A New and Old Fan

We went to Seattle last spring to visit Company A, who purchased our Falcon printing machine. When I went inside the factory, I found the Falcon set up in a very nice arrangement.

I took a look at the control panel and wondered whether the machine was working well,
and then I took an even closer look.

In their factory, 350 boxes are produced per minute for an order of 50,000 boxes. That hardly happens in Japan.

One of the staff of the American factory said, “I've been working at cardboard factories for 40 years and I've never seen a machine installed so smoothly like this. I really want to thank Mr. H and Mr. T from the assembly division of ISOWA Japan and Mr. A, who is an electrical mechanic, also from ISOWA Japan, as well as Mr. C from ISOWA America, who came here to get it installed.”

He continued: “Actually, Company B is in the same business as us, and they visited us here this morning. They purchased a machine from one of ISOWA's competitors, but seeing how this Falcon printer operated very effectively, they said, 'We should have gotten one of these too.'"

Later we went to lunch together with our clients. At the end of the lunch, someone said, "Let’s flip to decide who is going to pay. Heads or tails?"

It was a surprise. I've never done such a thing before. But anyway, I picked heads.

Who paid after all? I'll leave it to your imagination. Now there is one more ISOWA fan in America. No doubt about it!

Company C is also in Seattle, and we visited them too.
They have been an important customer of ours since my father's day. If we had not had their business, ISOWA America would not be what it is today. They are very progressive and have the most brilliant technical skill in the American cardboard industry. It was in 1976 that my father first met them.

“European and American manufacturers are swayed too much by immediate profit and don't have the energy to work on long-term development. ISOWA is the best. Also, their products provide high cost-performance in terms of maintenance.”

“ISOWA experienced a generational change, and now ISOWA itself has changed. I'd like to pay my respects. We've also had a change of generations. Both of us have good leaders and dependable young people.”

“I expect them to make an epoch-making development that is going to be a legendary in the cardboard industry.”

After the meeting, we had a meal together at a seafood restaurant along the seaside of Seattle.

This time nobody seemed to have a coin, so they treated us to a feast without any coin toss. (laughs)
Let's put our heart and soul into our creating and manufacturing to make a legend!


Looking back on our own growth of the past 10 years

The MC Association (manager and chief association) is a brotherhood for our management team. We held a farewell and welcome party for Mr. I, who left, and for Mr. H and Mr. K, who joined the MC Association this year.

Mr. Shibata from Scholar Consult Co., who is attending a general meeting of stockholders tomorrow as an auditor, also joined the party.

After the meeting, there was a project like a lecture or dialog given by Mr.
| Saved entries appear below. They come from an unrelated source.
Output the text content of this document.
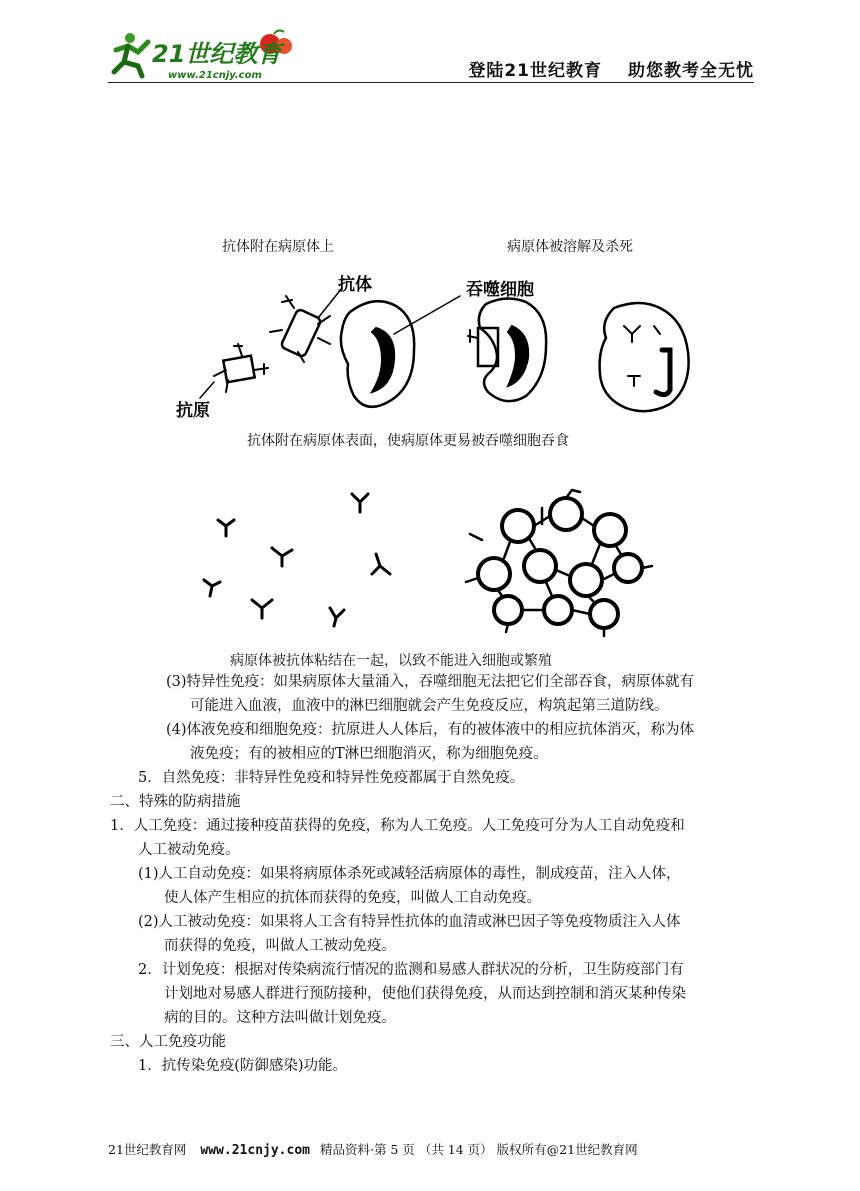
21世纪教育
www.21cnjy.com	登陆21世纪教育 助您教考全无忧
抗体附在病原体上	病原体被溶解及杀死
抗体	吞噬细胞
抗原
抗体附在病原体表面，使病原体更易被吞噬细胞吞食
病原体被抗体粘结在一起，以致不能进入细胞或繁殖
(3)特异性免疫：如果病原体大量涌入，吞噬细胞无法把它们全部吞食，病原体就有
可能进入血液，血液中的淋巴细胞就会产生免疫反应，构筑起第三道防线。
(4)体液免疫和细胞免疫：抗原进人人体后，有的被体液中的相应抗体消灭，称为体
液免疫；有的被相应的T淋巴细胞消灭，称为细胞免疫。
5．自然免疫：非特异性免疫和特异性免疫都属于自然免疫。
二、特殊的防病措施
1．人工免疫：通过接种疫苗获得的免疫，称为人工免疫。人工免疫可分为人工自动免疫和
人工被动免疫。
(1)人工自动免疫：如果将病原体杀死或减轻活病原体的毒性，制成疫苗，注入人体，
使人体产生相应的抗体而获得的免疫，叫做人工自动免疫。
(2)人工被动免疫：如果将人工含有特异性抗体的血清或淋巴因子等免疫物质注入人体
而获得的免疫，叫做人工被动免疫。
2．计划免疫：根据对传染病流行情况的监测和易感人群状况的分析，卫生防疫部门有
计划地对易感人群进行预防接种，使他们获得免疫，从而达到控制和消灭某种传染
病的目的。这种方法叫做计划免疫。
三、人工免疫功能
1．抗传染免疫(防御感染)功能。
21世纪教育网 www.21cnjy.com 精品资料·第 5 页 （共 14 页） 版权所有@21世纪教育网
Shibata. This is becoming our tradition. Tomorrow's theme is "Growth of ISOWA over the past decade." So this time we made time for everyone to give a speech about their own growth over the past 10 years.

It was great, really great.

I was listening to the speeches and thinking about the results of our corporate culture reform, which is the sum total and multiplier effect of our executives' growth over the past decade.

Isowa, a managing director, made a strong declaration: "We at Hooper (ISOWA's affiliated company) will do our best. It might take a long time to be like ISOWA, but I would like you to support us."

Of course I will.

After the speeches of all the members, Mr. Shibata started telling us what didn't make sense. "It was so regrettable." I couldn't understand what he meant.

"Actually I forgot to bring a notebook and couldn't take notes during your amazing speeches. It was so regrettable that I couldn't memorize all of today's stories because much of the material for my talk is actually from ISOWA." Finally I understood what he wanted to say.

And then the organizer said, "Well, company executive Isowa will make a brief speech, finally, but before that …" The door opened and some cakes came into sight.

At first I just thought it was for the departing Mr. I, but to my surprise, the cakes were to celebrate my birthday, which is coming in two days.

I didn't know how they decided the number of candles, but anyway, I gave a puff to put out the candles. I easily blew out all the candles on the cake in front of me. And when I tried to put out the other candles on the other cakes, before I got out of breath, I lost my balance and almost stuck my head into a pot of shabu-shabu. That was close. I'm sorry. I think I have to write up an accident report.

By the way I heard that they prepared two cakes so everyone could have a piece.

They were delicious, indeed.
Thank you for celebrating my birthday.
Let's do our best for our next 10 years of growth, shall we?